Monday, March 9, 2009

on becoming mentally responsible

So the thing I don't get is this: if you happen to have mental/psychological defect that may require medication and you responsibly take that route, then you may be viewed as "unstable" or questionable and yet the truth is the mental freakaziods that are completely unstable and most likely to have some major dangerous "incidents" are those that are either 1. completely ignorant, 2. not mentally responsible and denying mental problems altogether or 3. not mentally responsible and refusing to take medication or 4. Trying to take care of there mental issues but not feeling like they can't openly because they fear the repercussions of the label thus avoiding anything, like medication and counseling, that could potentially tie them to the negative stigma of "mentally ill" or 5. Have already been labeled as such and then expected to behave in such a way, not really allowed any opportunity or expectations of something otherwise.

So it is, I get to play this joyous game trying to figure out whats what without letting too many people on to what I am doing and /or taking. I am a dependable and safe person, more so then most, but I have this mind that just doesn't stop at times and this intensity that even I have a hard time with. But I do everything I can to keep it in check, keep myself in check. With some help from others and some brutal honesty with myself, a willingness to accept that I just may be flawed in such a way, and even a willingness to be wrong, I think I've done a pretty darn good job at it and I hope to continue to do so. I also think that it is entirely possible for people with varying degrees of mental illness's to be mentally responsible.
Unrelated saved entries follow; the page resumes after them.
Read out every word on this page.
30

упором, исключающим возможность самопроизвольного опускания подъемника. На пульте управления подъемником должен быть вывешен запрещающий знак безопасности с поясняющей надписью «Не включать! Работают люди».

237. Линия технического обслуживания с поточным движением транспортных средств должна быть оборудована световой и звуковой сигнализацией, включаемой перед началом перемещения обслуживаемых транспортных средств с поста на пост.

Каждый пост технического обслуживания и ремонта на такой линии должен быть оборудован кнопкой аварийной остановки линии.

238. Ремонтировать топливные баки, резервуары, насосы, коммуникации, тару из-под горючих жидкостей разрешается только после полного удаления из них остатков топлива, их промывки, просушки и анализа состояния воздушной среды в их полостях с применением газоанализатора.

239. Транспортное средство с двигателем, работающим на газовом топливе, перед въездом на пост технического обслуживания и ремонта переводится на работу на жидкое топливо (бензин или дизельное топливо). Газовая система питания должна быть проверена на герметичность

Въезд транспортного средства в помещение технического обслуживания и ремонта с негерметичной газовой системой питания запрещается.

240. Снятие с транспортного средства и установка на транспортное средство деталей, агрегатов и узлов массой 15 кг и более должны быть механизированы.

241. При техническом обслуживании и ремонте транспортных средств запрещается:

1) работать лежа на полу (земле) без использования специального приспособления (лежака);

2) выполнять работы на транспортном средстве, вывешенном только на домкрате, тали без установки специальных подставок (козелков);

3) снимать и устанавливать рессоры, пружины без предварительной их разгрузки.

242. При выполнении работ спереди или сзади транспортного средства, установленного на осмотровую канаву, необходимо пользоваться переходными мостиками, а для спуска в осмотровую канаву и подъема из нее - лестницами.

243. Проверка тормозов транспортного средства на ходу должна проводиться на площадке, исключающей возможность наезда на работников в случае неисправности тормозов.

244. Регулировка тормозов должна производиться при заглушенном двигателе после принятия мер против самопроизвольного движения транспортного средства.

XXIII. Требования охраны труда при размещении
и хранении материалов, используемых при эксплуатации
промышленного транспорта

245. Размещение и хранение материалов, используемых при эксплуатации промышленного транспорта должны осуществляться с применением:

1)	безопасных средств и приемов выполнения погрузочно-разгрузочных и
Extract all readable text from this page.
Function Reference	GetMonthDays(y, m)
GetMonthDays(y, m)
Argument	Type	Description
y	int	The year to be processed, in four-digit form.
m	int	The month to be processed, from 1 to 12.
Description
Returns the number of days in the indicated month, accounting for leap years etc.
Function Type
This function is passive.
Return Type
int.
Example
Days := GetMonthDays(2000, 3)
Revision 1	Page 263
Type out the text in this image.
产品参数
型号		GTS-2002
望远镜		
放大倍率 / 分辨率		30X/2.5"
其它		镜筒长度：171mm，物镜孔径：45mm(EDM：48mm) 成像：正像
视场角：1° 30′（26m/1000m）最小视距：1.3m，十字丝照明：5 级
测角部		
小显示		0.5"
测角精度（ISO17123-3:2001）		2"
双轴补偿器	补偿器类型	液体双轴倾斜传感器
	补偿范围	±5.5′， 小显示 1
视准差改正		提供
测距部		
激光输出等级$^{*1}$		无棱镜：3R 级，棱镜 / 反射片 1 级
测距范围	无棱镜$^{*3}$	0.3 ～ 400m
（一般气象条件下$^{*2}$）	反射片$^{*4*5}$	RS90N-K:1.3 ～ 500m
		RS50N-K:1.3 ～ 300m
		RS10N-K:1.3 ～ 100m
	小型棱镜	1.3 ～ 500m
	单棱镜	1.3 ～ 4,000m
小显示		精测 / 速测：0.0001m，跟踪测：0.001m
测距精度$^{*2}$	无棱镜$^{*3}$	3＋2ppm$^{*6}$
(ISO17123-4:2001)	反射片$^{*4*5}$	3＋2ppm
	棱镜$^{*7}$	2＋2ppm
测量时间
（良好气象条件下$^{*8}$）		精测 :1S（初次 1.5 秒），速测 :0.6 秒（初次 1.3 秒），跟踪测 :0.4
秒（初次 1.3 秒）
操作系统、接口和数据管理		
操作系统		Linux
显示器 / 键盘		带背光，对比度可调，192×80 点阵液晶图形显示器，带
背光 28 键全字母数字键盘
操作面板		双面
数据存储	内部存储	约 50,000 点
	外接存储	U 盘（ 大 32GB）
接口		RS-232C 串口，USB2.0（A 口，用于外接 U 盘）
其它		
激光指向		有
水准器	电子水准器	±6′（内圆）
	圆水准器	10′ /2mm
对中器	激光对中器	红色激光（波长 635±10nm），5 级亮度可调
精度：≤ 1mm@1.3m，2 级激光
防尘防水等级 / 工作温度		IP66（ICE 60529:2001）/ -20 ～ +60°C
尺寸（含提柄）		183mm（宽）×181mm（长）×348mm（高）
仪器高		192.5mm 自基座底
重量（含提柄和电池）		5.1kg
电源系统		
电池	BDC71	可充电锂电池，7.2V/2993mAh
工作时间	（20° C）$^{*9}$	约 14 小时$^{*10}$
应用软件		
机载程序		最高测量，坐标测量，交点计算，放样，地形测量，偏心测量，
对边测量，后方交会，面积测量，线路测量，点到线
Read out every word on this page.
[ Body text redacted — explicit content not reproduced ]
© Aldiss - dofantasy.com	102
There is a billboard on the freeway for a regular medical hospital that shows a picture of a person that states "Early detection saved my life." I think that can be true of mental illness's as well. I believe that if they are detected early enough not just lives can be saved but quality of life can be improved. I think there are probably a lot of things we can do preventative and that it is entirely possible that with a preventive approach and education of the subject many "breakdowns" can be avoided. It is my opinion that major breakdowns are possibly avoidable and that if we can avoid a first breakdown, a mental illness will be much easier and less costly to manage for a lifetime. But there has to be some acceptance here. This is my opinion this is my stand and this is why I wanted to start this blog in the first place... Now how do I tell people about it without telling people about it??? (letting them on to me)

Thursday, March 5, 2009

who, or what are you?

If there were such a thing as Tri-polar or multi-polar that would be me. But to my knowledge there is not. You see the problem with me is that I have plenty of extremes that often are quite hard to keep in check but I also have plenty of "normal" time (if you can call anything normal). I struggle with a range of intensities that often find me out of "acceptable" before I can keep it contained, or I contain myself to "spare" everyone else. And presently I am rambling in a way that probably makes little sense but who cares this is my blog and I haven't even told anyone about it, it's just a palce to vent in hopes that in some bizzare way it may help someone else out there along the way...
So if anyone is listening expect to hear a thing or two about me and my sanity issue's and I'll tell more as we go.
Back in December my younger brother died from a self inflicted gunshot wound, they call it a suicide. thats all I feel like saying for now. Life is interesting.

Now what??

So the other day I could have sworn I heard my sister-in-law say my husbands name. I told him and he called her just to make sure she was ok. She was fine... Maybe I am starting to physically hear voices... Am I crazy?